Mode founder David Wheeler challenges the data industry's obsession with "big data," arguing that most companies are actually working with "small data," and our tools are failing us. This talk deconstructs the common sales narrative for BI tools, exposing why the promise of finding game-changing insights through data exploration often falls flat. If you've ever built dashboards nobody uses or wondered why your analytics platform doesn't deliver on its promises, this is a must-watch reality check on the modern data stack.

We explore the standard BI demo, where an analyst uncovers a critical insight by drilling into event data. This story sells tools like Tableau and Power BI, but it rarely reflects reality, leading to a "revolving door of BI" as companies swap tools every few years. Discover why the narrative of the intrepid analyst finding a needle in the haystack only works in movies and how this disconnect creates a cycle of failed data initiatives and unused "trashboards."

The presentation traces our belief that "data is the new oil" back to the early 2010s, with examples from Target's predictive analytics and Facebook's growth hacking. However, these successes were built on truly massive datasets. For most businesses, analyzing small data results in noisy charts that offer vague "directional vibes" rather than clear, actionable insights. We contrast the promise of big data analytics with the practical challenges of small data interpretation.

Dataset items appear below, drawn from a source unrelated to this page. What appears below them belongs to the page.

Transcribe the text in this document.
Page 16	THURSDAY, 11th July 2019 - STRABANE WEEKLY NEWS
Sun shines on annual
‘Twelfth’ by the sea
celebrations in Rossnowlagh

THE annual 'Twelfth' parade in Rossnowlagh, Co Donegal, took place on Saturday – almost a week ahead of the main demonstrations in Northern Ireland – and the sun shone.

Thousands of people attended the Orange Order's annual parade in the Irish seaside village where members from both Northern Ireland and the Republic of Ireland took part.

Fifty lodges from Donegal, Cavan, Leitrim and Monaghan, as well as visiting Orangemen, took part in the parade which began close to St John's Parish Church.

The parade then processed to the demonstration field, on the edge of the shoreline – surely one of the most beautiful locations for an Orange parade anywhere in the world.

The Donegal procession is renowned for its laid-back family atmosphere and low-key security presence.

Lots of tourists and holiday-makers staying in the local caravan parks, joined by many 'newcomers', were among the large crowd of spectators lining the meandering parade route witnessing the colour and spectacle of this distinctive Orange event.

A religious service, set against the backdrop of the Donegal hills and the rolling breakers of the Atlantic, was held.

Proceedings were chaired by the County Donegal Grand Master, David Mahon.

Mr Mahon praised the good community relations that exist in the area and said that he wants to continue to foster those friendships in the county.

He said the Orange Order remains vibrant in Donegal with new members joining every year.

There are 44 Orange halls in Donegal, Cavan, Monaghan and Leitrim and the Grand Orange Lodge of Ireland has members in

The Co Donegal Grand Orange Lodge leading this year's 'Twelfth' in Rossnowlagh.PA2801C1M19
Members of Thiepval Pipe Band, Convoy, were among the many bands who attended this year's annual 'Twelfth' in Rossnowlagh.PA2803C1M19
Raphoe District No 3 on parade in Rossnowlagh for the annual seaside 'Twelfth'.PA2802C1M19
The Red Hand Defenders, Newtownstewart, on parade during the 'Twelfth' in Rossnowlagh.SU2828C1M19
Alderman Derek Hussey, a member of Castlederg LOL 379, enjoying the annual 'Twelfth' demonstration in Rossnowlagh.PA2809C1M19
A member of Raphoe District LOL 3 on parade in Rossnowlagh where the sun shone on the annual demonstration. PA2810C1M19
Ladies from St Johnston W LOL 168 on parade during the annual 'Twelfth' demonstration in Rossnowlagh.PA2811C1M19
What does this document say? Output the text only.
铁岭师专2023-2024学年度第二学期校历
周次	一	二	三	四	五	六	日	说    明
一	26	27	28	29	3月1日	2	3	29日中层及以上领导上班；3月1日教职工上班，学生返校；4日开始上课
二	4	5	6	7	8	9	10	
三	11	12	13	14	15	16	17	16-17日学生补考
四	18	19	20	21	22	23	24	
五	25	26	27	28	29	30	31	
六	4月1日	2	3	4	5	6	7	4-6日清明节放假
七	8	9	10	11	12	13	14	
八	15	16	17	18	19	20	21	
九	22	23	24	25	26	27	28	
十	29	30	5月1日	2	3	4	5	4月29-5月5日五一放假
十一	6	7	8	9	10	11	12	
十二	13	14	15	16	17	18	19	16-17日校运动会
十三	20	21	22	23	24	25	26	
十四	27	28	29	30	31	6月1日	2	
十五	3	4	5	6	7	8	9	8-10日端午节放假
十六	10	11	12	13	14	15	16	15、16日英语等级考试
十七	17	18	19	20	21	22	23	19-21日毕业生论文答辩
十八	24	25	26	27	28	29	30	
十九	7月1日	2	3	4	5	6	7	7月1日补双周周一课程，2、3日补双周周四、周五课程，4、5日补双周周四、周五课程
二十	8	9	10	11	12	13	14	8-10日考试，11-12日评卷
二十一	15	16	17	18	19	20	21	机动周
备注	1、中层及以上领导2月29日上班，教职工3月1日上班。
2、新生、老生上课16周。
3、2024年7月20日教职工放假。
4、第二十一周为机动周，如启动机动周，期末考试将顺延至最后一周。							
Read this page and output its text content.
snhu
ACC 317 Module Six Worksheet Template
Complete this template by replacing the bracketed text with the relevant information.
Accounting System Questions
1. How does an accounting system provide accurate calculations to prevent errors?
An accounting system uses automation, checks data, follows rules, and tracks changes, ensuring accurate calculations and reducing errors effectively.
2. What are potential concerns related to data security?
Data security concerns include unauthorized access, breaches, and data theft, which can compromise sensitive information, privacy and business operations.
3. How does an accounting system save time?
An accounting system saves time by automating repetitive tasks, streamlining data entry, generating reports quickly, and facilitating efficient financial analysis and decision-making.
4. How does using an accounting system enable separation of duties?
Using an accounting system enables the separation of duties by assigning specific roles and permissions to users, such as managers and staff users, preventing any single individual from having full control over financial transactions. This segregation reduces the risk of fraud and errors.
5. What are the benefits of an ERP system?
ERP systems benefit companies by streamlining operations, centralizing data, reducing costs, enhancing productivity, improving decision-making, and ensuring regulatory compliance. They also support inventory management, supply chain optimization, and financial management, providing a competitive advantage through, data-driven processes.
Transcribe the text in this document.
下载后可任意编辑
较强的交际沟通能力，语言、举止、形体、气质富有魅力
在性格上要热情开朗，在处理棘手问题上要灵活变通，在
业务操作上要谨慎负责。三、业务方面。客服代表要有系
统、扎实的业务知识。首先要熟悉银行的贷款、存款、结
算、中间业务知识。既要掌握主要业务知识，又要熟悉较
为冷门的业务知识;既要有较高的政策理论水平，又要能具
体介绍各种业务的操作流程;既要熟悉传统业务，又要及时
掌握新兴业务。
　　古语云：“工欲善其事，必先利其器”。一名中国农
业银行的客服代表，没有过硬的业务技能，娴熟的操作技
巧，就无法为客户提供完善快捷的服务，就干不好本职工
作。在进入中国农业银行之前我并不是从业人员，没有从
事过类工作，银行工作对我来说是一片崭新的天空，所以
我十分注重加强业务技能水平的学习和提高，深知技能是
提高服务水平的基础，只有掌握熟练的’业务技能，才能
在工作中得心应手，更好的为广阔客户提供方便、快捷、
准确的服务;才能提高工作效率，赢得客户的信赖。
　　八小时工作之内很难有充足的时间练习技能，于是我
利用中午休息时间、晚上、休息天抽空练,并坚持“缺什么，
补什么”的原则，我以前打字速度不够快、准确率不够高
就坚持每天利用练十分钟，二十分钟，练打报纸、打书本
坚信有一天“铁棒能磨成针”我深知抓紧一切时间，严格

Finally, learn actionable strategies for extracting real value from the data you actually have. We argue that BI tools should shift focus from data exploration to data interpretation, helping users understand what their charts actually mean. Learn why "doing things that don't scale," like manually analyzing individual customer journeys, can be more effective than complex models for small datasets. This talk offers a new perspective for data scientists, analysts, and developers looking for better data analysis techniques beyond the big data hype.